Meta AI Agent Progress Slower Than Expected | Zuckerberg Admits Challenges
  • Nisha
  • July 03, 2026

Meta AI Agent Progress Slower Than Expected | Zuckerberg Admits Challenges

Meta CEO Mark Zuckerberg has acknowledged that the company's AI agent technology is not advancing as quickly as anticipated, conceding during an internal town hall on Thursday that the "trajectory of the agentic development over at least the last four months hasn't really accelerated in the way that we expected."

The admission comes as Meta is projected to spend as much as $145 billion on AI infrastructure this year, representing a significant portion of Big Tech's more than $700 billion collective AI outlay. Despite this massive investment, Zuckerberg's comments suggest that the company's ambitious AI timeline may require recalibration.

Zuckerberg also admitted that Meta's sweeping reorganization—which included laying off about 10 percent of its global workforce and reassigning roughly 7,000 employees to AI-focused teams in May—was not as "clean" as it could have been. He said executives had miscalculated the timing of the changes and that the company's bets on the new structure "haven't come to fruition yet."

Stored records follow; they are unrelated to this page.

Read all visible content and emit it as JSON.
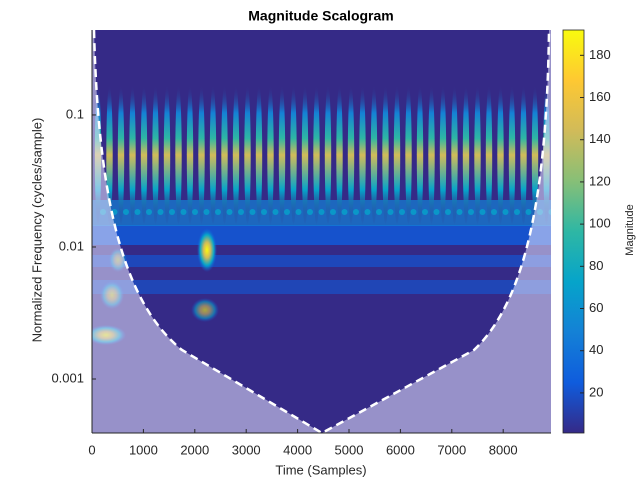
{
  "chart_data": {
    "type": "scalogram",
    "title": "Magnitude Scalogram",
    "x_label": "Time (Samples)",
    "y_label": "Normalized Frequency  (cycles/sample)",
    "colorbar_label": "Magnitude",
    "xlim": [
      0,
      8930
    ],
    "xticks": [
      0,
      1000,
      2000,
      3000,
      4000,
      5000,
      6000,
      7000,
      8000
    ],
    "ylim": [
      0.00039,
      0.44
    ],
    "yticks": [
      0.001,
      0.01,
      0.1
    ],
    "log_y": true,
    "clim": [
      1,
      192
    ],
    "cticks": [
      20,
      40,
      60,
      80,
      100,
      120,
      140,
      160,
      180
    ],
    "colormap": [
      "#352a87",
      "#0f5cdd",
      "#1481d6",
      "#06a4ca",
      "#2eb7a4",
      "#87bf77",
      "#d1bb59",
      "#fec832",
      "#f9fb0e"
    ]
  }
}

When planning the restructuring in January and February, executives were "super optimistic" about tools like Anthropic's Claude Code and feared Meta "weren't going to move fast enough to adapt." However, those expectations have not materialized, leading to the current reassessment of both AI development timelines and organizational effectiveness.

Despite the shortfall, Zuckerberg struck an optimistic note, telling employees he expects Meta to see "more significant benefits" from its AI investments within the next three to six months. The comments reflect a broader industry reality: even the world's largest technology companies are discovering that the path to AI profitability and capability is proving longer and more expensive than initially anticipated.